Beginning with the first funding mechanism in 1923 to support the new highway agency, the department has gone through some major bridge building initiatives, the installment of new bridges, and 1,200 miles of interstate construction.
“After the ’86 road program we started looking at how we could manage our assets and have a strong pavement management program and a strong bridge program,” said Degges. “These have been the two keystone visions that we’ve had and we think it’s paid off by having a very high quality road and bridge network in Tennessee.”
Luanne Grandinetti, Communications Manager, is coordinating the 100 year celebration next year and is excited for what’s in store.
“While we’re not at liberty to discuss what we have planned, we definitely will have a big party on that day,” said Grandinetti.
“It’s top secret,” joked Degges.
A Debt-Neutral Model
Tennessee is one of only five states in America that carries no transportation debt. Regarded as a “pay as you go” state, the department pays no interest and has no loans to build transportation facilities.
“We have a very robust program as far as having workload in the pipeline,” said Degges. “By not having any debt, it allows us the flexibility of being nimble in our decision-making on which projects we need to work on.”
“About 91 percent of our money goes to project delivery, design, acquisition and construction,” continued Degges. “So 91 percent of our money goes out the door and onto the street with just a small amount for administrative functions.”
“While other states are paying millions in interest each year, we pay zero and use it on projects,” added Grandinetti.

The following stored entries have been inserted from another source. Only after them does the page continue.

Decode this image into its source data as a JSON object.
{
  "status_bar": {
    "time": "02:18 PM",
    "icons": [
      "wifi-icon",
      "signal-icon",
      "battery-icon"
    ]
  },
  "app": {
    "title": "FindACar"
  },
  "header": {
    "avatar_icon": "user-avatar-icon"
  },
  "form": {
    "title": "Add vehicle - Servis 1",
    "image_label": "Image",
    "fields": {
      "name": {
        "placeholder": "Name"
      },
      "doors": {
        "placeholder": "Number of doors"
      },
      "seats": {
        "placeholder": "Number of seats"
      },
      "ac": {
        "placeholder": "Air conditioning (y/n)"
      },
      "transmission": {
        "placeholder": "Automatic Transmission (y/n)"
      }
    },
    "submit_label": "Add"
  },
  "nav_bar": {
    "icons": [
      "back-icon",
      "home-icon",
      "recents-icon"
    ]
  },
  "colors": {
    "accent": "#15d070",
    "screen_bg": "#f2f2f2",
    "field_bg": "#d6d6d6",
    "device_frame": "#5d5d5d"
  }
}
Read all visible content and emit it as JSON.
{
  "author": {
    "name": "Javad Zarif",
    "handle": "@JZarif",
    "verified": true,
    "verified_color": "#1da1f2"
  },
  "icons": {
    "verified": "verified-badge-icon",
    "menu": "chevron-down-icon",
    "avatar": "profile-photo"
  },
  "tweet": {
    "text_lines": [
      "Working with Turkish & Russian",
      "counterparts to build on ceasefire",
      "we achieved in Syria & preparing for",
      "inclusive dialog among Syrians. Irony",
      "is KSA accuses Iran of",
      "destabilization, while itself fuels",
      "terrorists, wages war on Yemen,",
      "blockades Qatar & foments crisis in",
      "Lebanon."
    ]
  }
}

Placing Employees at the Helm of the Wheel
When it comes to its employees, TDOT is focused on two things: education and teamwork. With the recent hires of 160 engineers within the past 18 months, an emphasis has been placed on diversity and growing one’s education. And it wouldn’t be complete without a proper celebration once certain successes are achieved.
“We have a strong program to push education in our maintenance forces and we most recently had a celebration at the Tennessee Titans’ football stadium,” said Degges. “We had the governor come in and the commissioner of the department of education along with the commissioner of transportation. It was a celebration of about 100 employees that have gone the extra mile on their own time to earn additional education credentials that will allow them the opportunity to move up in the organization.”
When it comes to the success of managing a large workforce such as TDOT’s – with four facilities statewide – Degges believes it comes down to placing individuals in leadership roles.
“To be perfectly honest, you’re not born a leader. Your life experiences make you a leader, and if I can encourage our employees to have leadership opportunities where they can, I want them to step up to the plate,” said Degges.
Steering Towards the Future
There are multiple projects that TDOT is excited to begin working on in the near future, including the widening of US 64 into a four-lane stretch of road, a $70 million project, and several bridge installations and capacity expansions across Tennessee running in the $30-40 million range.
“I think you will continue to see us look at how we manage our assets at the highest level condition at the lowest possible cost,” said Degges. “I think we will see a whole lot more of accelerated bridge construction technology, not just in Tennessee but across the country, and we will be focusing on how we can manage traffic on our existing network of roads and how we can keep the quality of life as high as possible by having a good, strong transportation network.”